Мария Спасская - Черная луна Мессалины
– Это сегодня он Александр Македонский, – подхватил маленький бритый человечек в линялом восточном халате, прибитый толпой к приятелям, – а вчера наш император разъезжал здесь на разубранном коне, в венке из дубовых листьев, с маленьким щитом, с мечом и в золототканом плаще! Вот была красотища!
– Люди говорят, что Калигула выдумал этот мост в подражание Ксерксу, – проявил осведомленность бородач. – Еще мой дед рассказывал, что персидский царь вызвал небывалый восторг народа, перегородив кораблями куда более узкий Геллеспонт.
– Да нет, наш император, должно быть, видом исполинского сооружения хочет устрашить германцев, которым мы грозим войной, – выдвинул предположение обладатель зеленой шапки.
– А я вот слышал, что Тиберию астролог как-то предсказал, будто Калигула скорее на конях проскачет через Байский залив, чем будет императором! Вот Гай Цезарь и старается доказать, что может через залив проскакать, раз сумел стать императором.
– А конь у него хорош! Сбруя из жемчуга и изумрудов так и играет на солнце!
– Калигула для этого коня, по имени Быстроногий, ничего не жалеет! Построил целый дворец из мрамора рядом со своими покоями, рабов прислуживать скотине приставил и собирает знать на пиры от имени коня! Говорят, император даже подумывает назначить Быстроногого консулом.
– Чего же не стать Быстроногому консулом! – разобиделся вдруг бородач. – На наши денежки конь императорский жирует! Налоги через центурионов цезарь взымает с каждой купленной вещи, с каждого съеденного куска и выпитого глотка, чтобы его коню хорошо жилось! Я носильщик, по десять часов в сутки таскаю тюки в порту, так восьмую часть дневного заработка отдаю в императорскую казну!
– Да разве? Я что-то не слышал о таком порядке! – забеспокоился человечек в халате.
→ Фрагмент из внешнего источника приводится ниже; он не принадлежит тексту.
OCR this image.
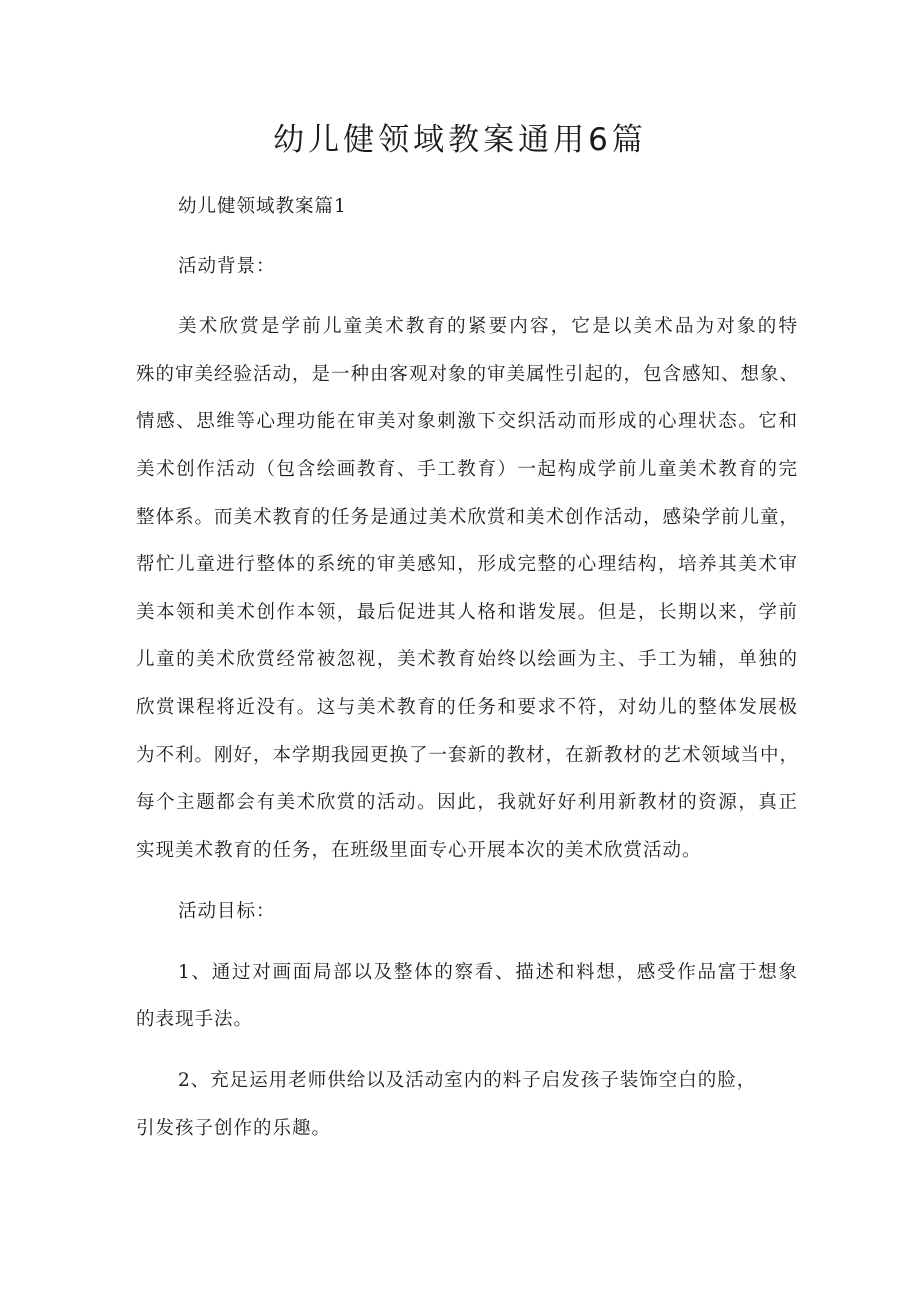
幼儿健领域教案通用6篇

幼儿健领域教案篇1

活动背景：

美术欣赏是学前儿童美术教育的紧要内容，它是以美术品为对象的特

殊的审美经验活动，是一种由客观对象的审美属性引起的，包含感知、想象、

情感、思维等心理功能在审美对象刺激下交织活动而形成的心理状态。它和

美术创作活动（包含绘画教育、手工教育）一起构成学前儿童美术教育的完

整体系。而美术教育的任务是通过美术欣赏和美术创作活动，感染学前儿童，

帮忙儿童进行整体的系统的审美感知，形成完整的心理结构，培养其美术审

美本领和美术创作本领，最后促进其人格和谐发展。但是，长期以来，学前

儿童的美术欣赏经常被忽视，美术教育始终以绘画为主、手工为辅，单独的

欣赏课程将近没有。这与美术教育的任务和要求不符，对幼儿的整体发展极

为不利。刚好，本学期我园更换了一套新的教材，在新教材的艺术领域当中，

每个主题都会有美术欣赏的活动。因此，我就好好利用新教材的资源，真正

实现美术教育的任务，在班级里面专心开展本次的美术欣赏活动。

活动目标：

1、通过对画面局部以及整体的察看、描述和料想，感受作品富于想象

的表现手法。

2、充足运用老师供给以及活动室内的料子启发孩子装饰空白的脸，

引发孩子创作的乐趣。
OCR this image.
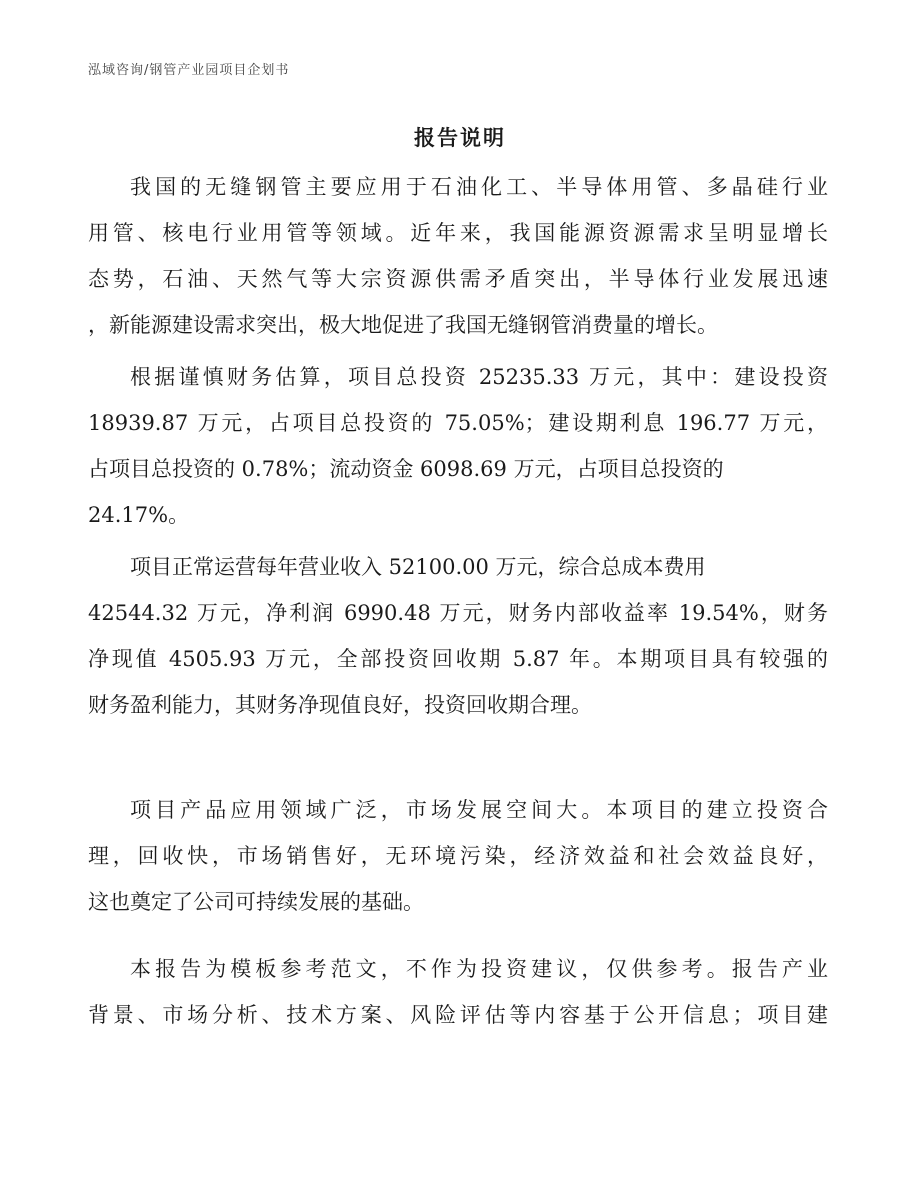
泓域咨询/钢管产业园项目企划书
报告说明
我国的无缝钢管主要应用于石油化工、半导体用管、多晶硅行业
用管、核电行业用管等领域。近年来，我国能源资源需求呈明显增长
态势，石油、天然气等大宗资源供需矛盾突出，半导体行业发展迅速
，新能源建设需求突出，极大地促进了我国无缝钢管消费量的增长。
根据谨慎财务估算，项目总投资 25235.33 万元，其中：建设投资
18939.87 万元，占项目总投资的 75.05%；建设期利息 196.77 万元，
占项目总投资的 0.78%；流动资金 6098.69 万元，占项目总投资的
24.17%。
项目正常运营每年营业收入 52100.00 万元，综合总成本费用
42544.32 万元，净利润 6990.48 万元，财务内部收益率 19.54%，财务
净现值 4505.93 万元，全部投资回收期 5.87 年。本期项目具有较强的
财务盈利能力，其财务净现值良好，投资回收期合理。
项目产品应用领域广泛，市场发展空间大。本项目的建立投资合
理，回收快，市场销售好，无环境污染，经济效益和社会效益良好，
这也奠定了公司可持续发展的基础。
本报告为模板参考范文，不作为投资建议，仅供参考。报告产业
背景、市场分析、技术方案、风险评估等内容基于公开信息；项目建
– Об этом объявлено было устно, – пустился в пояснения кудрявый толстяк. – Калигула специально не вывешивает вновь изданные законы на видных местах, а если и вывесит где-нибудь свой указ, так выберет такое место, чтобы никто не увидел. Это он делает специально для того, чтобы такие, как ты, по незнанию допустили нарушения, и тебя бы за это в тюрьму! Ну и император у нас! Кровопийца! Которую неделю народ голодает! Зерно не на чем возить! Все корабли под мост забрали!
– Ты язык-то придержи, а то за оскорбление величества недолго угодить за решетку, – пихнул друга локтем смуглый бородач. – В тюрьме теперь несладко! Нынче мясо, которым откармливают диких зверей для зрелищ, изрядно вздорожало, так император сам, лично, наведывается в темницы и, не разбирая, кто в чем виноват, велит забирать всех, от мала до велика, и пускать на корм зверью.
После особо удачного поворота коня цезаря и следовавшего за ним кортежа толпа заволновалась, и слова говорящего потонули в громком крике восторга. На противоположной стороне Тибра ажиотаж был не так заметен. Благородные господа, следовавшие в лектиках по своим делам, останавливали размеренный ход рабов и, придерживая занавеску, бросали заинтересованные взгляды на красующегося Калигулу, воображавшего себя великим Александром. После чего продолжали прерванный путь.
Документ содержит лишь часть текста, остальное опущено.